Insufficient Biosecurity and Biosafety
Further, the proliferation of the technology in hands of nonstate actors and terrorists who may be alone or in collusion with state actors will change future wars by blurring the conventional lines of distinction drawn in international law between civilians and combatants. This will allow adversaries to target vital state interests without the possibility of being traced, actively monitored, or prevented by current legal and extra-legal systems in place.
There is a reason, therefore, to assume that bio- incidents from bio-warfare and bioterrorism will, continue to haunt countries in the future as biological weapons will be fully integrated into the “hybrid” warfare design and constitute, along with cyber and terrorism, and change the National threat paradigm in the new state-power competition.
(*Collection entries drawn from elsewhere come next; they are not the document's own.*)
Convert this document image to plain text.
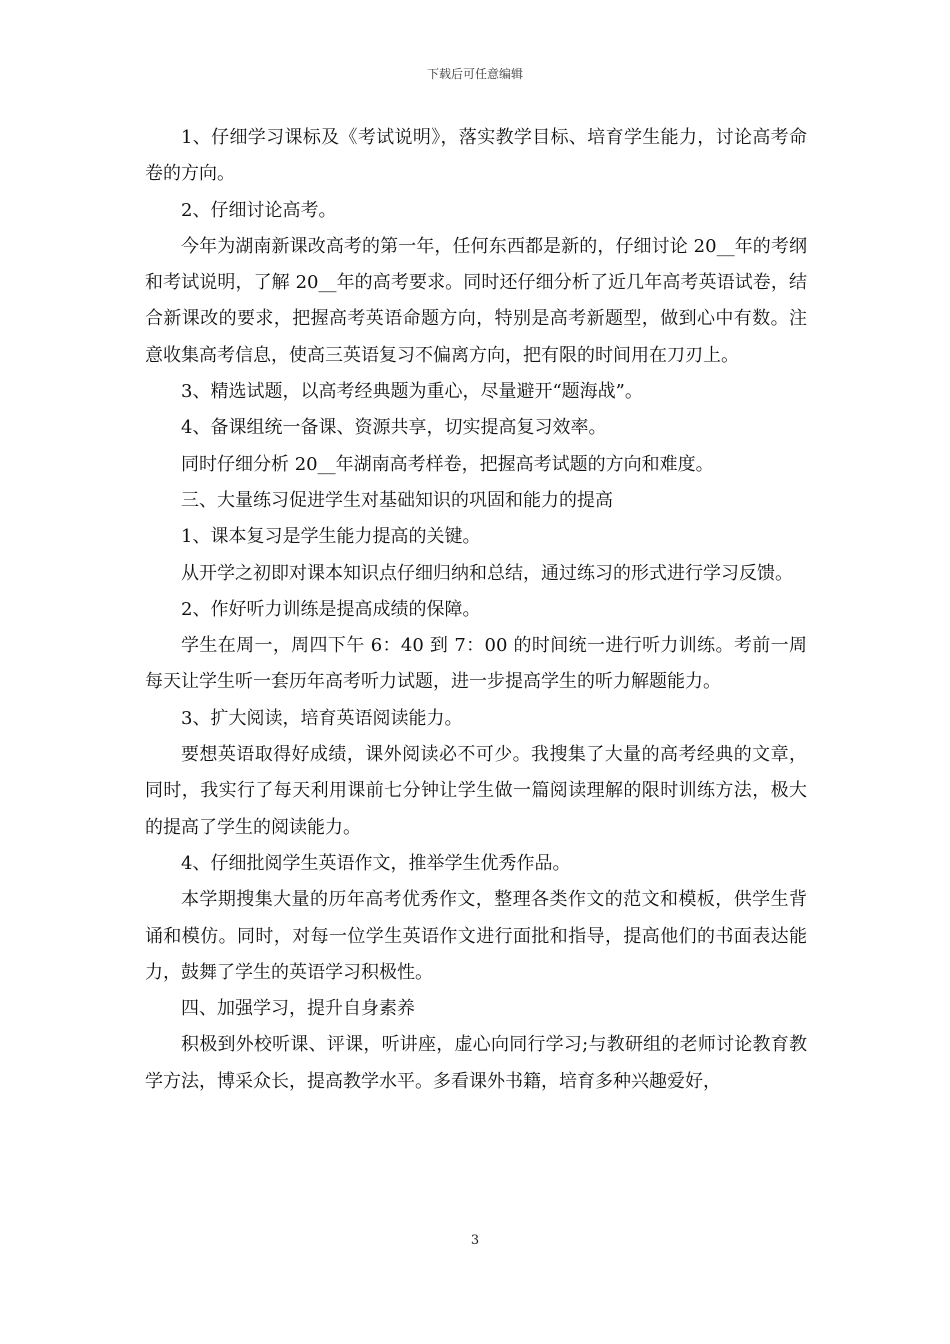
下载后可任意编辑

1、仔细学习课标及《考试说明》，落实教学目标、培育学生能力，讨论高考命卷的方向。

2、仔细讨论高考。

今年为湖南新课改高考的第一年，任何东西都是新的，仔细讨论 20__年的考纲和考试说明，了解 20__年的高考要求。同时还仔细分析了近几年高考英语试卷，结合新课改的要求，把握高考英语命题方向，特别是高考新题型，做到心中有数。注意收集高考信息，使高三英语复习不偏离方向，把有限的时间用在刀刃上。

3、精选试题，以高考经典题为重心，尽量避开“题海战”。

4、备课组统一备课、资源共享，切实提高复习效率。

同时仔细分析 20__年湖南高考样卷，把握高考试题的方向和难度。

三、大量练习促进学生对基础知识的巩固和能力的提高

1、课本复习是学生能力提高的关键。

从开学之初即对课本知识点仔细归纳和总结，通过练习的形式进行学习反馈。

2、作好听力训练是提高成绩的保障。

学生在周一，周四下午 6：40 到 7：00 的时间统一进行听力训练。考前一周每天让学生听一套历年高考听力试题，进一步提高学生的听力解题能力。

3、扩大阅读，培育英语阅读能力。

要想英语取得好成绩，课外阅读必不可少。我搜集了大量的高考经典的文章，同时，我实行了每天利用课前七分钟让学生做一篇阅读理解的限时训练方法，极大的提高了学生的阅读能力。

4、仔细批阅学生英语作文，推举学生优秀作品。

本学期搜集大量的历年高考优秀作文，整理各类作文的范文和模板，供学生背诵和模仿。同时，对每一位学生英语作文进行面批和指导，提高他们的书面表达能力，鼓舞了学生的英语学习积极性。

四、加强学习，提升自身素养

积极到外校听课、评课，听讲座，虚心向同行学习;与教研组的老师讨论教育教学方法，博采众长，提高教学水平。多看课外书籍，培育多种兴趣爱好，

3
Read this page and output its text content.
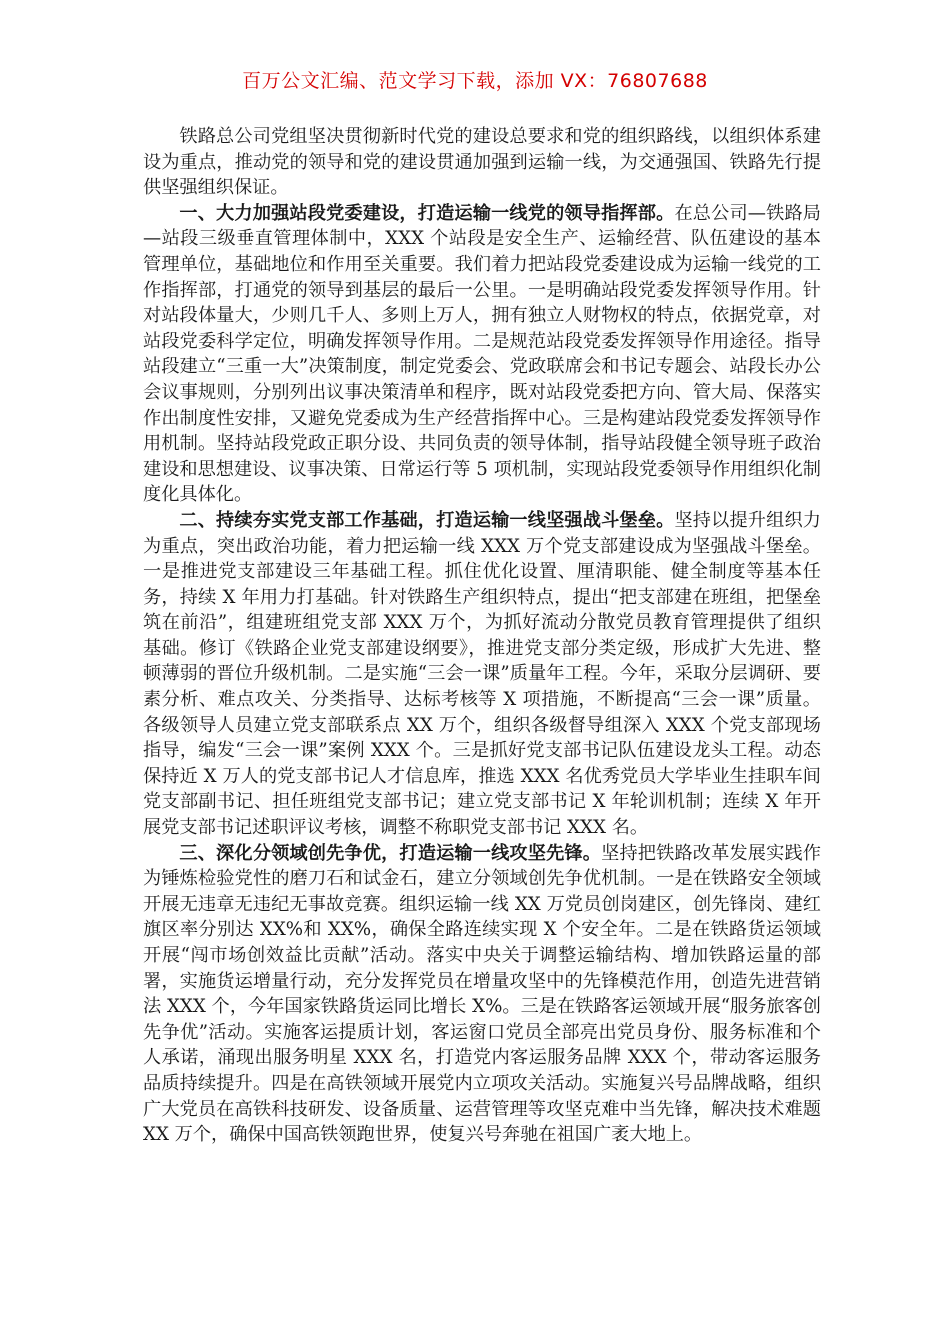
百万公文汇编、范文学习下载，添加 VX：76807688

铁路总公司党组坚决贯彻新时代党的建设总要求和党的组织路线，以组织体系建设为重点，推动党的领导和党的建设贯通加强到运输一线，为交通强国、铁路先行提供坚强组织保证。

一、大力加强站段党委建设，打造运输一线党的领导指挥部。在总公司—铁路局—站段三级垂直管理体制中，XXX 个站段是安全生产、运输经营、队伍建设的基本管理单位，基础地位和作用至关重要。我们着力把站段党委建设成为运输一线党的工作指挥部，打通党的领导到基层的最后一公里。一是明确站段党委发挥领导作用。针对站段体量大，少则几千人、多则上万人，拥有独立人财物权的特点，依据党章，对站段党委科学定位，明确发挥领导作用。二是规范站段党委发挥领导作用途径。指导站段建立“三重一大”决策制度，制定党委会、党政联席会和书记专题会、站段长办公会议事规则，分别列出议事决策清单和程序，既对站段党委把方向、管大局、保落实作出制度性安排，又避免党委成为生产经营指挥中心。三是构建站段党委发挥领导作用机制。坚持站段党政正职分设、共同负责的领导体制，指导站段健全领导班子政治建设和思想建设、议事决策、日常运行等 5 项机制，实现站段党委领导作用组织化制度化具体化。

二、持续夯实党支部工作基础，打造运输一线坚强战斗堡垒。坚持以提升组织力为重点，突出政治功能，着力把运输一线 XXX 万个党支部建设成为坚强战斗堡垒。一是推进党支部建设三年基础工程。抓住优化设置、厘清职能、健全制度等基本任务，持续 X 年用力打基础。针对铁路生产组织特点，提出“把支部建在班组，把堡垒筑在前沿”，组建班组党支部 XXX 万个，为抓好流动分散党员教育管理提供了组织基础。修订《铁路企业党支部建设纲要》，推进党支部分类定级，形成扩大先进、整顿薄弱的晋位升级机制。二是实施“三会一课”质量年工程。今年，采取分层调研、要素分析、难点攻关、分类指导、达标考核等 X 项措施，不断提高“三会一课”质量。各级领导人员建立党支部联系点 XX 万个，组织各级督导组深入 XXX 个党支部现场指导，编发“三会一课”案例 XXX 个。三是抓好党支部书记队伍建设龙头工程。动态保持近 X 万人的党支部书记人才信息库，推选 XXX 名优秀党员大学毕业生挂职车间党支部副书记、担任班组党支部书记；建立党支部书记 X 年轮训机制；连续 X 年开展党支部书记述职评议考核，调整不称职党支部书记 XXX 名。

三、深化分领域创先争优，打造运输一线攻坚先锋。坚持把铁路改革发展实践作为锤炼检验党性的磨刀石和试金石，建立分领域创先争优机制。一是在铁路安全领域开展无违章无违纪无事故竞赛。组织运输一线 XX 万党员创岗建区，创先锋岗、建红旗区率分别达 XX%和 XX%，确保全路连续实现 X 个安全年。二是在铁路货运领域开展“闯市场创效益比贡献”活动。落实中央关于调整运输结构、增加铁路运量的部署，实施货运增量行动，充分发挥党员在增量攻坚中的先锋模范作用，创造先进营销法 XXX 个，今年国家铁路货运同比增长 X%。三是在铁路客运领域开展“服务旅客创先争优”活动。实施客运提质计划，客运窗口党员全部亮出党员身份、服务标准和个人承诺，涌现出服务明星 XXX 名，打造党内客运服务品牌 XXX 个，带动客运服务品质持续提升。四是在高铁领域开展党内立项攻关活动。实施复兴号品牌战略，组织广大党员在高铁科技研发、设备质量、运营管理等攻坚克难中当先锋，解决技术难题 XX 万个，确保中国高铁领跑世界，使复兴号奔驰在祖国广袤大地上。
The Bipartisan Commission on Biodefense, established in 2014 and co-chaired by former Sen. Joe Lieberman and former Homeland Security Secretary Tom Ridge, warned in 2018 that “the United States is underprepared for biological threats” from both terrorists and “nature itself,” via emerging and reemerging infectious diseases like Covid-19.
Accidents can also result in the release of harmful pathogens. Some laboratory leaders have paid insufficient attention to the details necessary to ensure laboratory biosafety and have inadvertently contributed to the biological threat. Poor biosafety resulted in the unintended release of anthrax from Russian laboratories in 1979, anthrax from a U.S. military laboratory at Dugway Proving Grounds in 2015, and Burkholderia pseudomallei from a Tulane University research center in 2014 Poor biosecurity also increases the biological threat. Even our highest level government laboratories have fallen short in this regard. For example, in 2001, anthrax was illicitly removed from the U.S. Army Medical Research Institute on Infectious Disease and used in the perpetration of the anthrax attacks that year.
The Blue Ribbon Study Panel on Biodefense was established in 2014 to assess gaps and provide recommendations to improve U.S. biodefense. This Panel (through public meetings, targeted interviews, and extensive research) examined the national state of defense against biological attacks and emerging and reemerging infectious diseases, of the order that could cause catastrophic loss of life, societal disruption, and loss of confidence in our government. The United States is underprepared for biological threats. The Nation lacks the leadership, coordination, collaboration, and innovation necessary to respond, according to panel’s finding.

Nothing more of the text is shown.